In the limit of a vacuum, he’d have whatever small velocity he had when he jumped, plus the velocity of the rotating station, which I’d expect to be large.

In the limit of thick air, he’d be pulled along with the air. Since he’s being pulled rotation-ward, he’ll be pulled into the wall/floor of the station somewhere rotationward of where he was initially headed. But since the air is thick in this limiting case, it wouldn’t be very fast, since he won’t move very fast through thick air.

For air at atmospheric pressure, it would be somewhere in between. It’s not clear to me whether it would be near either limiting case, or even whether the speed he hits would have to be within the speed of those two limiting cases. I think you’d have to run the numbers.

If the guy was riding in a vehicle in a circular path and jumped out, wouldn’t his velocity, now tangent to his former circular path, be what it was before, only in a straight line since the centripetal force imparted by the vehicle isn’t holding him in a curved path?

I’m thinking of a sling-ish effect here-

It would look like a straight line to someone who was outside, watching the vehicle turn. But to his friend who is still on the vehicle, it would start off appearing to be a straight line, but then it would curve outwards, and would eventually seem to be along a radius from the axis of rotation.

This is really not at all different from a bullet which starts out cheerfully sitting inside a gun, travelling along a circle just a few feet larger than the circumference of the planet. Then he shoots the gun, and now the bullet seems to be going in a straight line tangential to the circle of previous travel. But it’s not really a straight line, is it? It only looks like a straight line in the beginning, but eventually it becomes an obvious curve towards the center of the planet.

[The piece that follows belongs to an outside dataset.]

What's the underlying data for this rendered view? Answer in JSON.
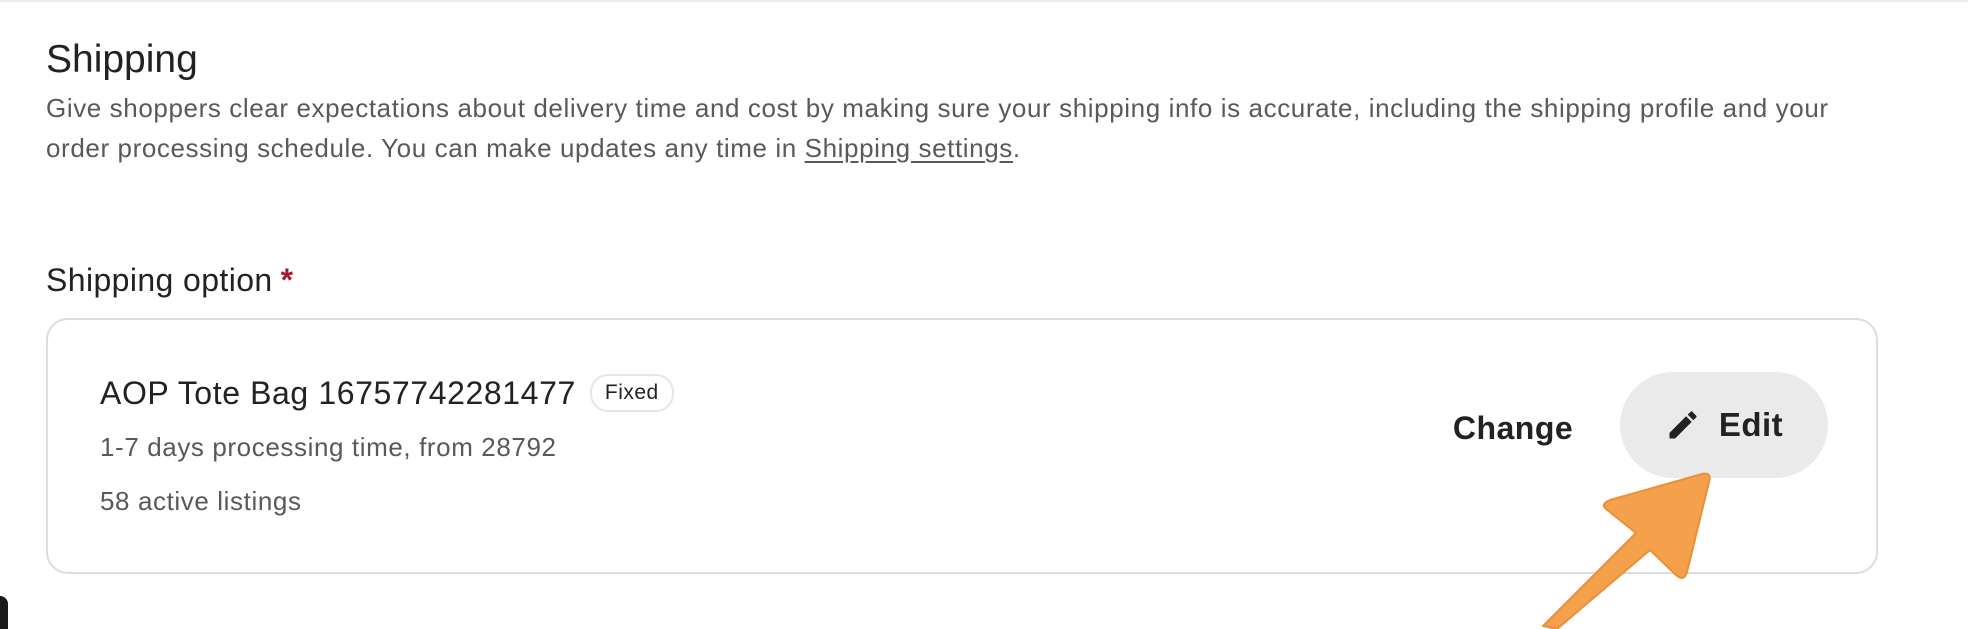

The two cases are no different at all, except that in one gravity is pushing out, and in the other gravity is pulling in.

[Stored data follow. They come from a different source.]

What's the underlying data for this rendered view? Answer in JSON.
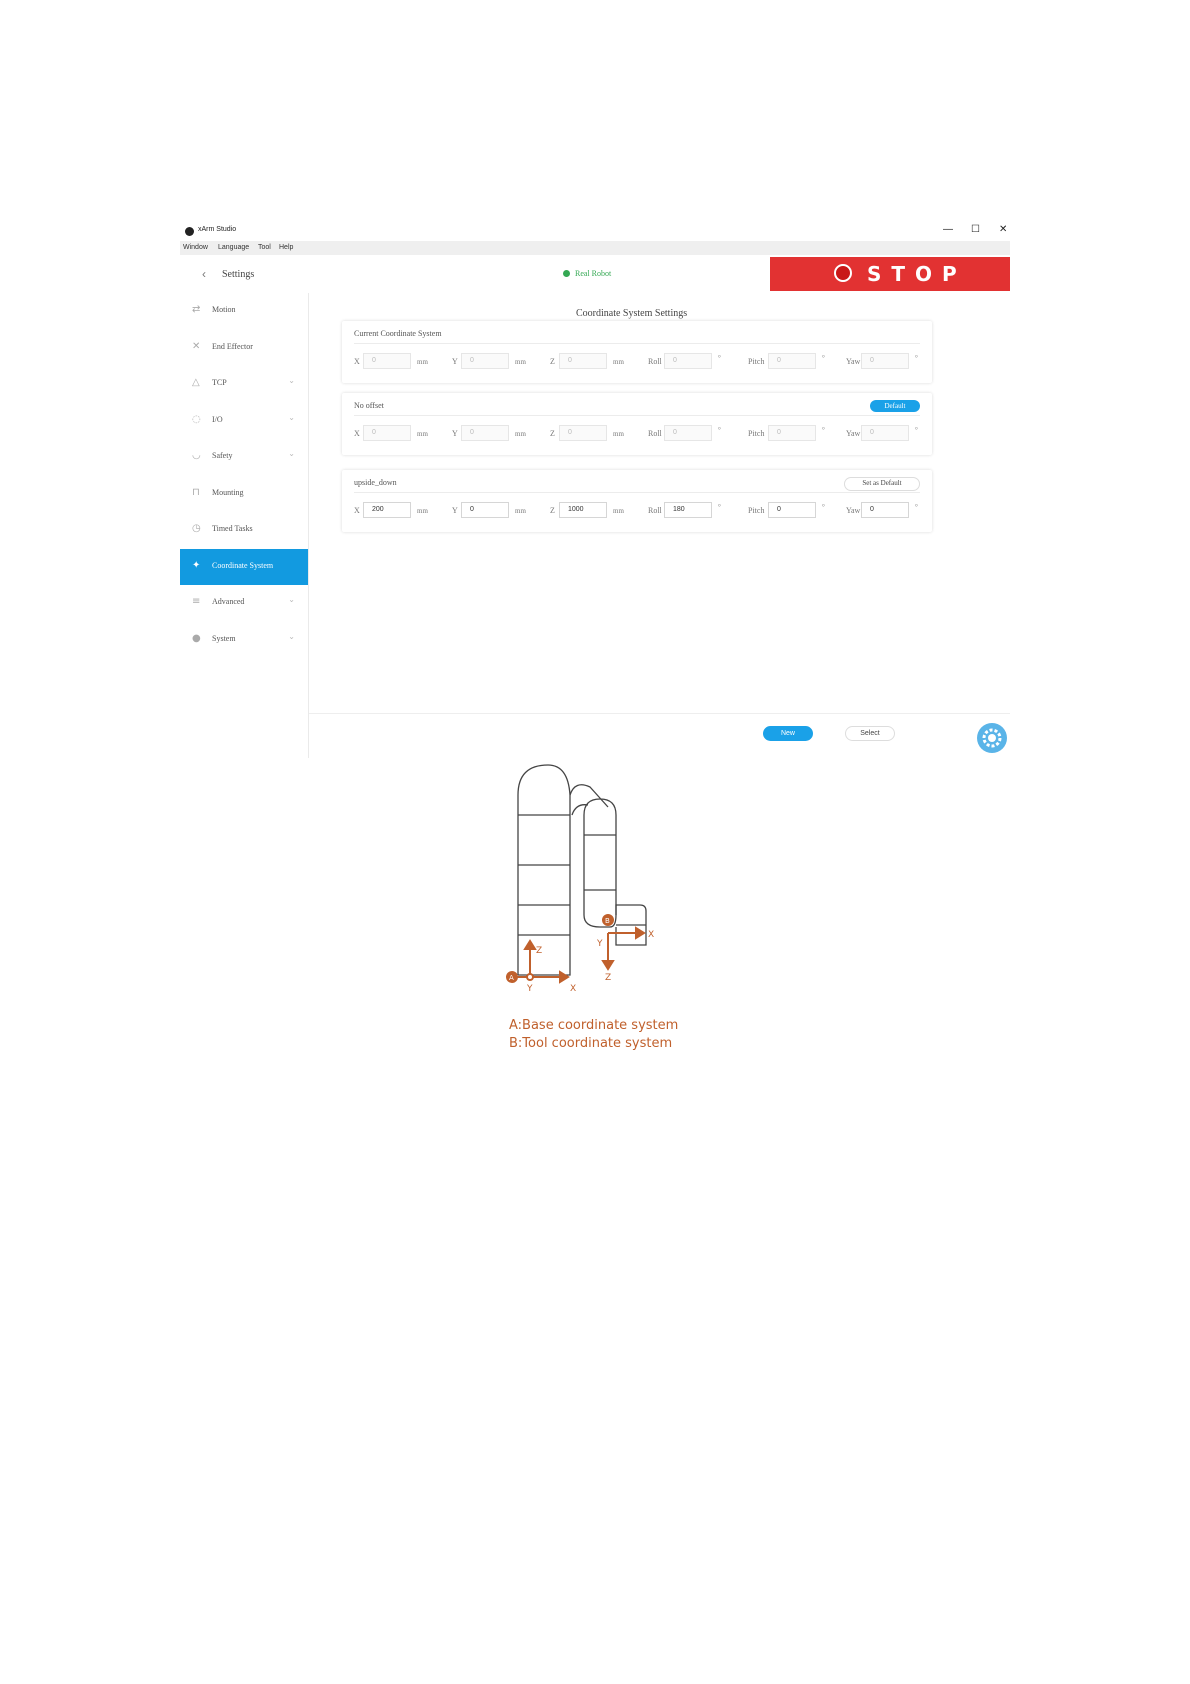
{
  "window": {
    "app_title": "xArm Studio",
    "minimize_glyph": "—",
    "maximize_glyph": "☐",
    "close_glyph": "✕"
  },
  "menu": [
    "Window",
    "Language",
    "Tool",
    "Help"
  ],
  "header": {
    "back_glyph": "‹",
    "settings_label": "Settings",
    "status_text": "Real Robot",
    "stop_label": "STOP"
  },
  "sidebar": {
    "items": [
      {
        "label": "Motion",
        "icon": "motion-icon",
        "chevron": false,
        "active": false
      },
      {
        "label": "End Effector",
        "icon": "end-effector-icon",
        "chevron": false,
        "active": false
      },
      {
        "label": "TCP",
        "icon": "tcp-icon",
        "chevron": true,
        "active": false
      },
      {
        "label": "I/O",
        "icon": "io-icon",
        "chevron": true,
        "active": false
      },
      {
        "label": "Safety",
        "icon": "safety-icon",
        "chevron": true,
        "active": false
      },
      {
        "label": "Mounting",
        "icon": "mounting-icon",
        "chevron": false,
        "active": false
      },
      {
        "label": "Timed Tasks",
        "icon": "clock-icon",
        "chevron": false,
        "active": false
      },
      {
        "label": "Coordinate System",
        "icon": "coordinate-icon",
        "chevron": false,
        "active": true
      },
      {
        "label": "Advanced",
        "icon": "advanced-icon",
        "chevron": true,
        "active": false
      },
      {
        "label": "System",
        "icon": "info-icon",
        "chevron": true,
        "active": false
      }
    ]
  },
  "main": {
    "title": "Coordinate System Settings",
    "cards": [
      {
        "title": "Current Coordinate System",
        "button": "",
        "fields": [
          {
            "label": "X",
            "value": "0",
            "unit": "mm"
          },
          {
            "label": "Y",
            "value": "0",
            "unit": "mm"
          },
          {
            "label": "Z",
            "value": "0",
            "unit": "mm"
          },
          {
            "label": "Roll",
            "value": "0",
            "unit": "°"
          },
          {
            "label": "Pitch",
            "value": "0",
            "unit": "°"
          },
          {
            "label": "Yaw",
            "value": "0",
            "unit": "°"
          }
        ]
      },
      {
        "title": "No offset",
        "button": "Default",
        "fields": [
          {
            "label": "X",
            "value": "0",
            "unit": "mm"
          },
          {
            "label": "Y",
            "value": "0",
            "unit": "mm"
          },
          {
            "label": "Z",
            "value": "0",
            "unit": "mm"
          },
          {
            "label": "Roll",
            "value": "0",
            "unit": "°"
          },
          {
            "label": "Pitch",
            "value": "0",
            "unit": "°"
          },
          {
            "label": "Yaw",
            "value": "0",
            "unit": "°"
          }
        ]
      },
      {
        "title": "upside_down",
        "button": "Set as Default",
        "fields": [
          {
            "label": "X",
            "value": "200",
            "unit": "mm"
          },
          {
            "label": "Y",
            "value": "0",
            "unit": "mm"
          },
          {
            "label": "Z",
            "value": "1000",
            "unit": "mm"
          },
          {
            "label": "Roll",
            "value": "180",
            "unit": "°"
          },
          {
            "label": "Pitch",
            "value": "0",
            "unit": "°"
          },
          {
            "label": "Yaw",
            "value": "0",
            "unit": "°"
          }
        ]
      }
    ],
    "new_button": "New",
    "select_button": "Select"
  },
  "diagram": {
    "base_marker": "A",
    "tool_marker": "B",
    "base_axes": {
      "z": "Z",
      "x": "X",
      "y": "Y"
    },
    "tool_axes": {
      "x": "X",
      "y": "Y",
      "z": "Z"
    },
    "caption_line1": "A:Base coordinate system",
    "caption_line2": "B:Tool coordinate system",
    "accent_color": "#c0602c"
  },
  "colors": {
    "accent_blue": "#129ae0",
    "stop_red": "#e23232",
    "status_green": "#34a853"
  }
}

Anyway, the guy would still fling out towards the outer hull of the station due to momentum, right? He’s going to decelerate a bit, but not much, due to air resistance. I figure the air in the ship would be about sea-level Earth density. I can’t see that slowing the guy down much, but he definitely wouldn’t accelerate towards the outer hull after leaving the tram. Imagine a pole, like a spoke in a wheel, connecting the point of disembarking to a spot directly outwards from the tram. Due to the outer hull going faster than the tram track, he’ll land somewhere behind the pole’s position on the outer hull. This effect is noticeable if a kid on a playground merry-go-round tosses a ball from near the center to the edge.

Here’s one that would be different - get on a motorbike and ride it in the opposite direction to the spin (so you are stationary with respect to the system as a whole), and you will be weightless.

Ride your bike the other way (in the same direction as the cylinder is spinning and you will experience twice as much ‘gravity’

Spacetime curvature describes how gravity affects the paths of different objects in relation to each other. For example it describes how the paths of two free-falling objects which are parallel to each other ‘at infinity’ can converge due to the effects of a large mass. Spacetime curvature therefore doesn’t enter the equation when locally describing the inertial or indeed gravitational force felt by observers.

In general relativity the gravitational/inertial force felt by an observer is really a measure of how much they deviate from a free-falling observer, which can be mathematically described in terms of Christoffel symbols which are not directly dependent on curvature. In both artificial gravity situations described by the OP the force felt by those aboard the spacestation/ship can be seen as a direct result of the observers on board having non-free-falling paths.

Gravitons are really quantitized gravitational waves, so as there’s no gravitational waves involved in artificial gravity there’s no reason to look to them as particularly helpful in describing the situation.